Gosiu, jestem fanem Twojego ogrodu od momentu, kiedy wybudowałam swój dom. Spotkałam Cię na forum muratora i wiedziałam, że wyznaczasz mi mój cel.
Nie będę ochać i achać, bo miłość Twojemu zieleniakowi wyznałam już nie raz.
Ale te słowa zapiszę sobie u siebie. Jesteś nieprzeciętna!
I ten miskant w hortkach mi pasuje. Morning lighty mam na brzozowej. Może jakiś solitierowy, np Graciella?
Rozchodnik mi się podoba. Toszka takoż samoż podpowiada.
Wygląda genialnie z rozplenicą, tylko nie wiem, czy tej rozplenicy u mnie w ogrodzie nie za dużo. Bo na żwirku pod hakuro mam rozplenice i na skarpie na dolnym pięterku rozplenice... Choć te były by tak ładnie vis a vis tamtych na skarpie. To nawet koresponduje
Makadamia, Rytla, Toszka, Natka, Navi, Malkul
tak coś czułam, że nawet jak mi się wydaję, że TAAAAK pojechałam z tą rabatą!!! I jest taaaaka szerooooka!!! ... to i tak coś tam się jednak okaże
No macie rację, poszerzenie z obu stron dało by fajny efekt.
Mąż póki co zgodził się na ten pas za huśtawką... I nie jest skłonny poswięcić większej ilości swojego trawnika Tj trawnik to by i poświęcił, ale ponowne budowanie opaski wokół paleniska się nie uśmiecha. Dla niego nie problem te nogi pergoli w trawie - tak mówi
Ja póki co planuję ten tył za huśtawką. Zaraz o tym też. A ten dłuższy bok zostawimy na kolejny raz.
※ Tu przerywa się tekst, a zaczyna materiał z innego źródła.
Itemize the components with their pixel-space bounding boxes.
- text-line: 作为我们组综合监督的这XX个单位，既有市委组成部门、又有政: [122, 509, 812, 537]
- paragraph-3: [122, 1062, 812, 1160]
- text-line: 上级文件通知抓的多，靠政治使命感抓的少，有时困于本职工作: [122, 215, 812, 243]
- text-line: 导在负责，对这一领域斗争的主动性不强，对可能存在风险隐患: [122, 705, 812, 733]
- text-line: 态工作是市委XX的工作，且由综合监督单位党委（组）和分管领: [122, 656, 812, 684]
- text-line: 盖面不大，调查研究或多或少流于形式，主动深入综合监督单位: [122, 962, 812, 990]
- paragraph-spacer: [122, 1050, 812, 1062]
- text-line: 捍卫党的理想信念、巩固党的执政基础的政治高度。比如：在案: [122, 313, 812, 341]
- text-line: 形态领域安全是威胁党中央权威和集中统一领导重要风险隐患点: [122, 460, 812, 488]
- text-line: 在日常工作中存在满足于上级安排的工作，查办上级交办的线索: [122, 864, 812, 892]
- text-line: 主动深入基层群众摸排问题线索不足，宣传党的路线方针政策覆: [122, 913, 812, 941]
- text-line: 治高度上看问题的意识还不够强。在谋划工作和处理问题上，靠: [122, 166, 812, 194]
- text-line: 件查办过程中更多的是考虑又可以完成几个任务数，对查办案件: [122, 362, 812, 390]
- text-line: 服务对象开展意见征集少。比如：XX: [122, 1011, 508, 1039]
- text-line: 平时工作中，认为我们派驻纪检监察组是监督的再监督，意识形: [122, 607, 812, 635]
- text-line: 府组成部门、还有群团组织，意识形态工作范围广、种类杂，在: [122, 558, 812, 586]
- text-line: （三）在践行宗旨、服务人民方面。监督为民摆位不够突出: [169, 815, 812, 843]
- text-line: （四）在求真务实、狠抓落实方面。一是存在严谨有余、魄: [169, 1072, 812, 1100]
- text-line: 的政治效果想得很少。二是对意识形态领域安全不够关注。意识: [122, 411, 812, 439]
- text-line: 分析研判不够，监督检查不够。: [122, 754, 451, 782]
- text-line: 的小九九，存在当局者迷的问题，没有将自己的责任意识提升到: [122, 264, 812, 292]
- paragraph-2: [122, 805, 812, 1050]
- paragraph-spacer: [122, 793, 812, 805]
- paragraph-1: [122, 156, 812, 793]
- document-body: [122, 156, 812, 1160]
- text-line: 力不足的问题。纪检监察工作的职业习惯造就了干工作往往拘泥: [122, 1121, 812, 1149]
Ze spokojem
Gosia super że liatry już rosną na Twoich włościach i jak się im przyjrzalam ostatnio to faktycznie one bardziej fioletowe jak różowe są. U mnie się wysiały na maksa bo nie ścinałam kwiatostanów na zimę były tak piekne że zostały a teraz będę mieć dylemat ciąć czy plewić siewki wiosną
Stipy jeszcze u mnie ciągle mało mam dla niej miejsce tu i owdzie. A to coś pomarańczowe na zdjęciu to takie 2 bramki do gry w pilke nożną - na zdjęcie załapała się tylko 1.
Czytam, czytam Twoje słowa. Ja się troszkę ośmieliłam i napisałam "autorytarnie" niemal. Trzeba dawać sobie prawo do eksperymentowania również. Ale czasami szkoda czasu (sił etc.) na eksperymenty.
Twój ogród jest spójny. Masz bardzo wyrazistą architekturę w ogrodzie, podział i prostota roślinna ładnie podkreśla walory architektoniczne.
Ja się zachwycam liniami u Ciebie, zielenią, szarością, masą roślinną. Poziomami roślinnymi.
Takim idealnym schittem.
Tak jak Ty pilnujesz, żeby nie zostać całą kokoszką tak ja podświadomie uciekam od ogrodu wiejskiego w takim internetowym rozumieniu.
Ale, że czasami sobie człowiek pofolguje. Czemu nie? Zwłaszcza jak mąż na nocce, wino schłodzone a ogród dookoła coś tam sobie szumi.